Preoperative use of high energy formula has been associated with weight gain and decreased hospital stay and postoperative complications (50). Postoperative use of energy- and nutrient-dense formula has been found to improve weight gain in infants with CHD (1) and to decrease hospital stay and reduce antibiotic use in these patients (52). In line with these findings, we observed a clinically and statistically significant weight gain (indicated by an increase in WFA z-score) when energy- and nutrient-dense formula was given preoperatively to malnourished infants with CHD. Furthermore, head circumference and mid-upper arm circumference were increased at the end of the study, compared to the first assessments. A better preoperative nutritional status, as observed in our study, may reduce post-operative mortality and complications and improve recovery.

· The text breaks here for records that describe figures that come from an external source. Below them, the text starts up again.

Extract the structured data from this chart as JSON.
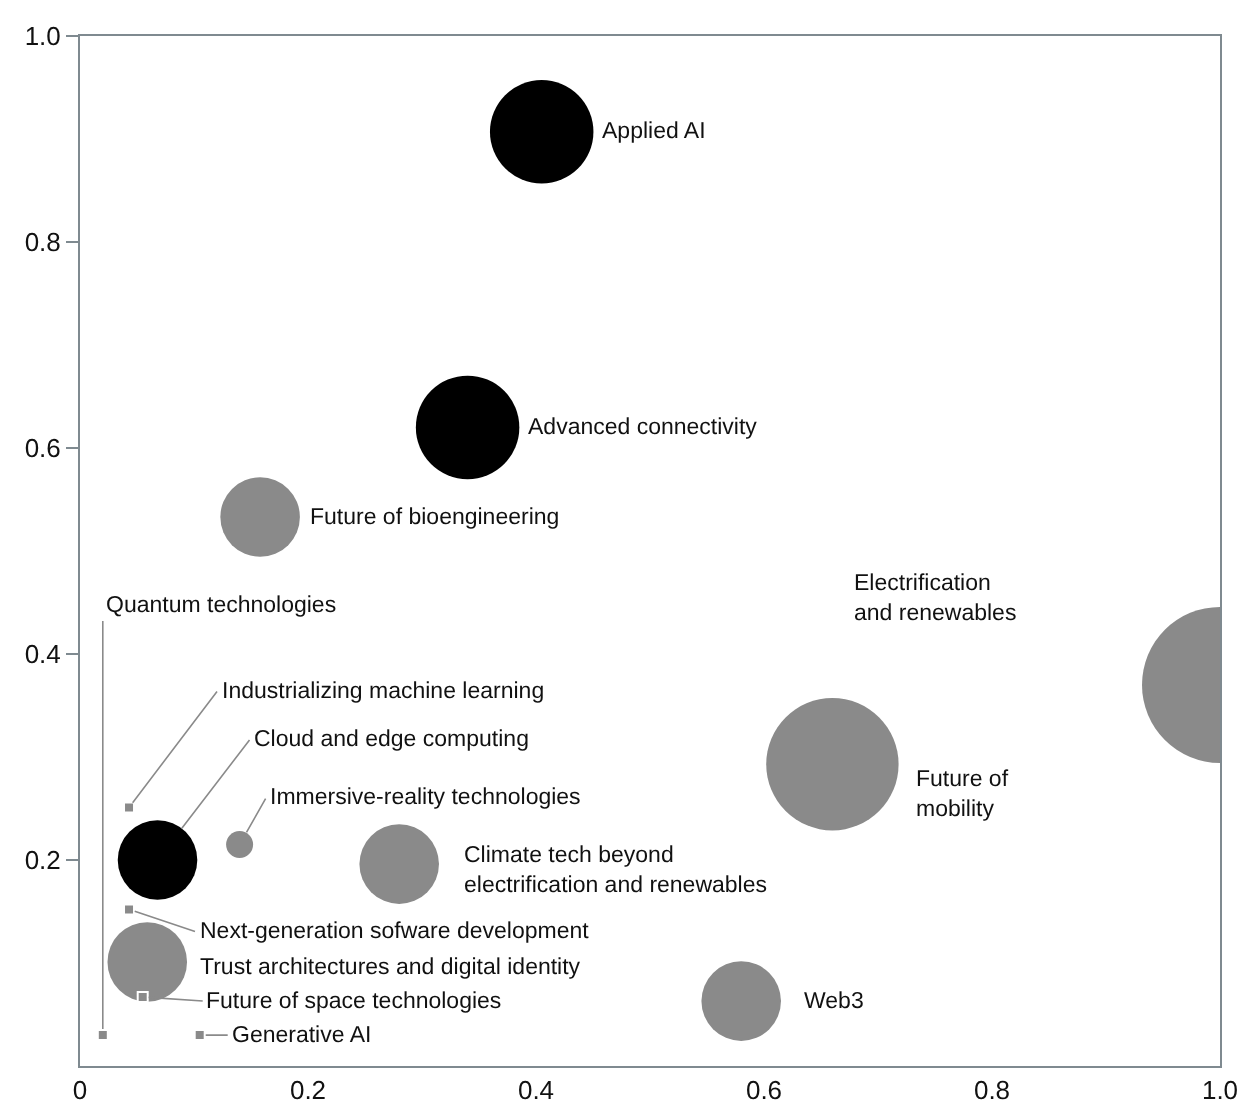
{
  "chart_data": {
    "type": "bubble",
    "series": [
      {
        "x": [
          0.405,
          0.34,
          0.158,
          1.0,
          0.66,
          0.58,
          0.28,
          0.14,
          0.068,
          0.059
        ],
        "values": [
          0.907,
          0.62,
          0.533,
          0.37,
          0.293,
          0.063,
          0.196,
          0.215,
          0.2,
          0.101
        ],
        "sizes": [
          0.44,
          0.44,
          0.26,
          1,
          0.72,
          0.26,
          0.26,
          0.03,
          0.26,
          0.26
        ],
        "colors": [
          "#000000",
          "#000000",
          "#8a8a8a",
          "#8a8a8a",
          "#8a8a8a",
          "#8a8a8a",
          "#8a8a8a",
          "#8a8a8a",
          "#000000",
          "#8a8a8a"
        ]
      },
      {
        "type": "scatter",
        "marker": "square",
        "color": "#8a8a8a",
        "x": [
          0.043,
          0.043,
          0.055,
          0.02,
          0.105
        ],
        "values": [
          0.251,
          0.152,
          0.067,
          0.03,
          0.03
        ]
      }
    ],
    "xlim": [
      0,
      1
    ],
    "ylim": [
      0,
      1
    ],
    "xticks": [
      0,
      0.2,
      0.4,
      0.6,
      0.8,
      {
        "value": 1,
        "label": "1.0"
      }
    ],
    "yticks": [
      0.2,
      0.4,
      0.6,
      0.8,
      {
        "value": 1,
        "label": "1.0"
      }
    ],
    "grid": false,
    "annotations": [
      {
        "text": "Applied AI",
        "x": 0.405,
        "y": 0.907
      },
      {
        "text": "Advanced connectivity",
        "x": 0.34,
        "y": 0.62
      },
      {
        "text": "Future of bioengineering",
        "x": 0.158,
        "y": 0.533
      },
      "Electrification\nand renewables",
      "Future of\nmobility",
      {
        "text": "Web3",
        "x": 0.58,
        "y": 0.063
      },
      {
        "text": "Climate tech beyond\nelectrification and renewables",
        "x": 0.28,
        "y": 0.196
      },
      {
        "text": "Immersive-reality technologies",
        "x": 0.14,
        "y": 0.215
      },
      {
        "text": "Industrializing machine learning",
        "x": 0.043,
        "y": 0.251
      },
      {
        "text": "Cloud and edge computing",
        "x": 0.068,
        "y": 0.2
      },
      {
        "text": "Next-generation sofware development",
        "x": 0.043,
        "y": 0.152
      },
      {
        "text": "Trust architectures and digital identity",
        "x": 0.059,
        "y": 0.101
      },
      {
        "text": "Future of space technologies",
        "x": 0.055,
        "y": 0.067
      },
      {
        "text": "Quantum technologies",
        "x": 0.02,
        "y": 0.03
      },
      {
        "text": "Generative AI",
        "x": 0.105,
        "y": 0.03
      }
    ]
  }
}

One of the strengths of this study was its prospective nature; moreover, it was conducted in a tertiary center. Most patients with the diagnosis of CHD needing surgical repair, are referred to this center; It could be concluded that the patients enrolled in this study are an acceptable representation of the whole patients with moderate to high risk CHD.
There are some limitations to this study as well. The relatively short intervention period is a limiting factor for interpreting the results. We expect that the effect of giving energy and nutrient-dense formula on weight and length gain would have been more pronounced with a longer intervention period. Furthermore, we did not evaluate the postoperative outcome of the infants in this study.
In conclusion, the results of this study highlight the efficacy of preoperative feeding with energy- and nutrient dense formula in improving weight gain of malnourished infants with CHD.